In this case, economics ‘Trumps’ policy, and new build coal is decreasingly competitive thanks to cheaper, cleaner energy sources. That being said, the economic “genie” is already out of the bottle when it comes to renewables. We have now reached a fundamental point in our industry where the cost of renewables has undercut that of fossil fuels. Globally, over $349 billion has been invested into renewable generation, with roughly $63 billion in the in the U.S. market.China’s investment in energy is bypassing the United States as the world’s largest energy investor, as it continued to invest over $360 billion in its renewable power sector by 2020.
As unsubsidized solar continues to compete with fossil fuels, the potential for job creation continues to soar.

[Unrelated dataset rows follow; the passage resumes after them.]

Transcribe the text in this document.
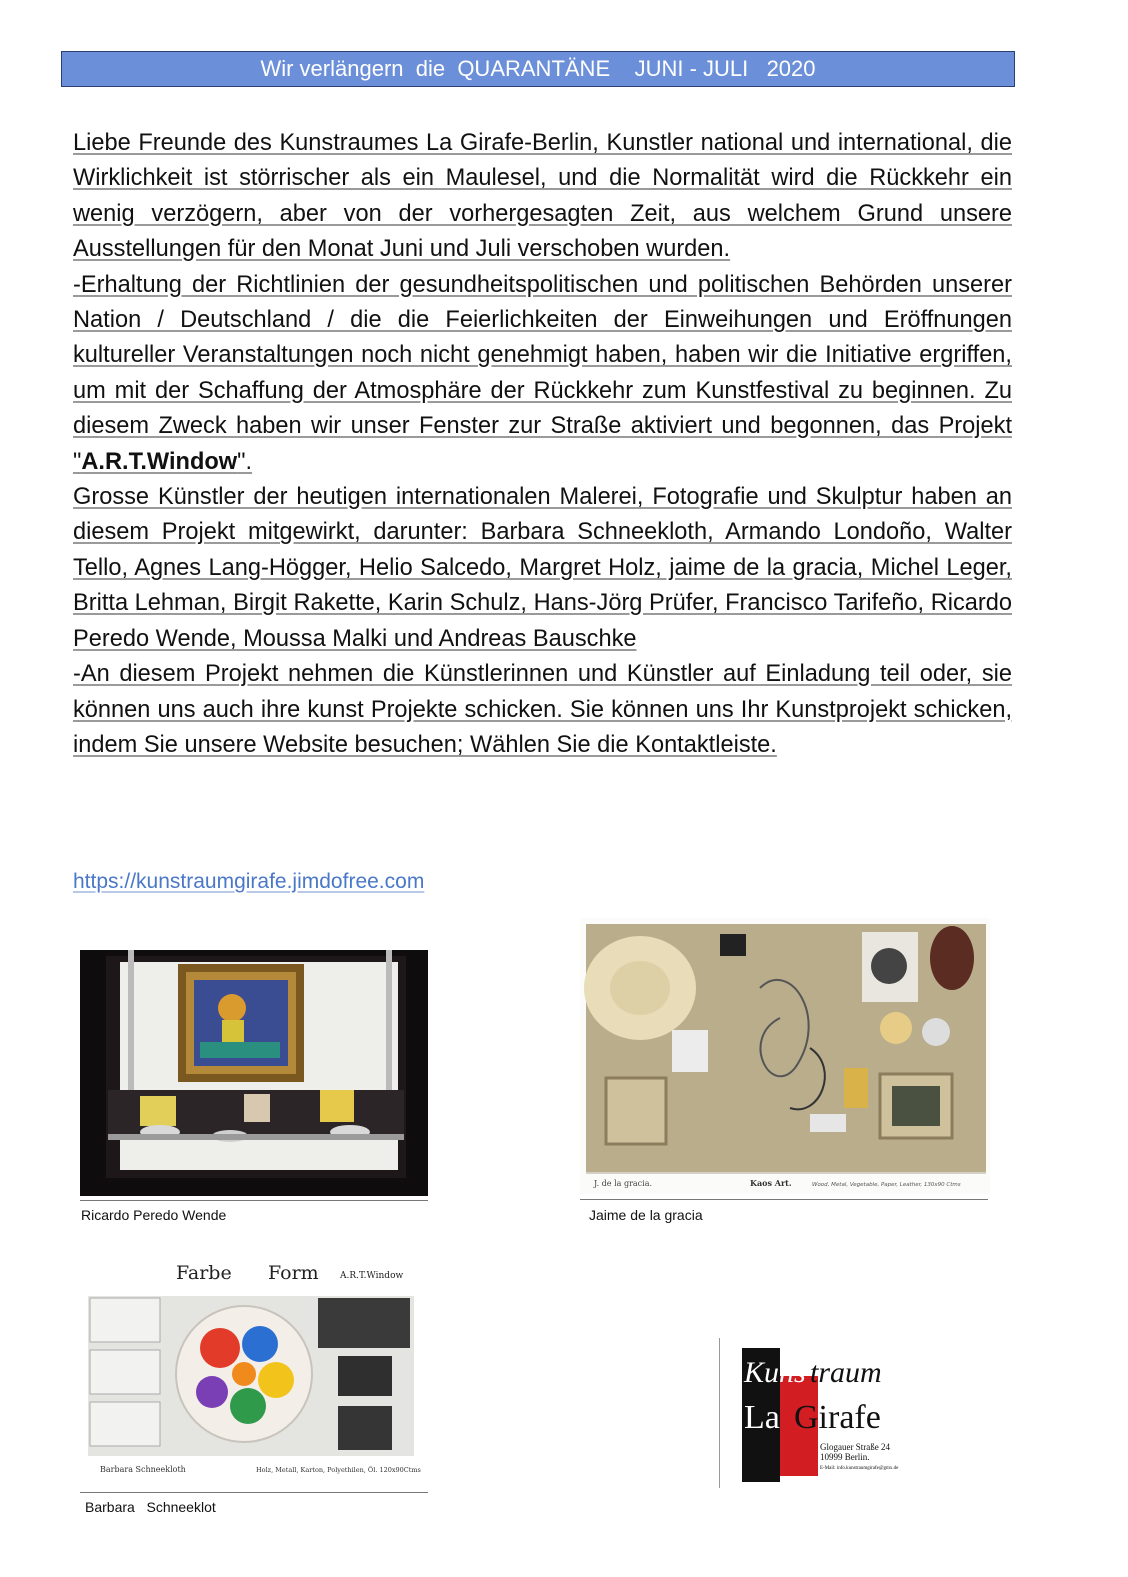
Wir verlängern  die  QUARANTÄNE    JUNI - JULI   2020

Liebe Freunde des Kunstraumes La Girafe-Berlin, Kunstler national und international, die Wirklichkeit ist störrischer als ein Maulesel, und die Normalität wird die Rückkehr ein wenig verzögern, aber von der vorhergesagten Zeit, aus welchem Grund unsere Ausstellungen für den Monat Juni und Juli verschoben wurden.

-Erhaltung der Richtlinien der gesundheitspolitischen und politischen Behörden unserer Nation / Deutschland / die die Feierlichkeiten der Einweihungen und Eröffnungen kultureller Veranstaltungen noch nicht genehmigt haben, haben wir die Initiative ergriffen, um mit der Schaffung der Atmosphäre der Rückkehr zum Kunstfestival zu beginnen. Zu diesem Zweck haben wir unser Fenster zur Straße aktiviert und begonnen, das Projekt "A.R.T.Window".

Grosse Künstler der heutigen internationalen Malerei, Fotografie und Skulptur haben an diesem Projekt mitgewirkt, darunter: Barbara Schneekloth, Armando Londoño, Walter Tello, Agnes Lang-Högger, Helio Salcedo, Margret Holz, jaime de la gracia, Michel Leger, Britta Lehman, Birgit Rakette, Karin Schulz, Hans-Jörg Prüfer, Francisco Tarifeño, Ricardo Peredo Wende, Moussa Malki und Andreas Bauschke

-An diesem Projekt nehmen die Künstlerinnen und Künstler auf Einladung teil oder, sie können uns auch ihre kunst Projekte schicken. Sie können uns Ihr Kunstprojekt schicken, indem Sie unsere Website besuchen; Wählen Sie die Kontaktleiste.

https://kunstraumgirafe.jimdofree.com
Ricardo Peredo Wende
J. de la gracia.	Kaos Art.	Wood, Metal, Vegetable, Paper, Leather, 130x90 Ctms
Jaime de la gracia
Farbe Form A.R.T.Window
Barbara Schneekloth	Holz, Metall, Karton, Polyethilen, Öl. 120x90Ctms
Barbara   Schneeklot
Kuns traum
La Girafe
Glogauer Straße 24
10999 Berlin.
E-Mail: info.kunstraumgirafe@gmx.de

We saw more American jobs created in the renewable and clean tech sector than in the fossil fuel industry in the past year, as solar now employs more Americans than oil, natural gas and coal combined. Wind alone is expected to drive a quarter of a million new jobs by 2020. However, China continues to lead the race, outpacing the U.S. by 500% in renewable job creation as they continue to invest in renewables and natural gas. With some 20 million renewable energy jobs expected to be created globally by 2020, China is poised to become the new economic superpower, leaving the U.S. behind.
The impact of President Trump’s decision today goes well beyond America’s domestic economy. By pulling out of this landmark agreement, he has effectively isolated America from the rest of the world in the fight against climate change. As the leader of the world’s largest superpower, he has given up the United States position as a leader in the development of green economies to the EU and China. However, if he is successful at renegotiating the Paris Agreement’s terms or bargaining a new agreement, there may be a chance for redemption. If not, the responsibility lies even more on cities and the private sector to keep driving the demand, innovation and investment. At Mercatus, we will continue our mission in enabling the multi-trillion-dollar transformation needed to support renewable technology. In order to succeed, power producers will need all of the investment funding and low-cost capital that they can get to put more renewable projects online. Because in our race to curb global warming, clean energy is our only hope for a sustainable future; and that’s something that goes beyond one president.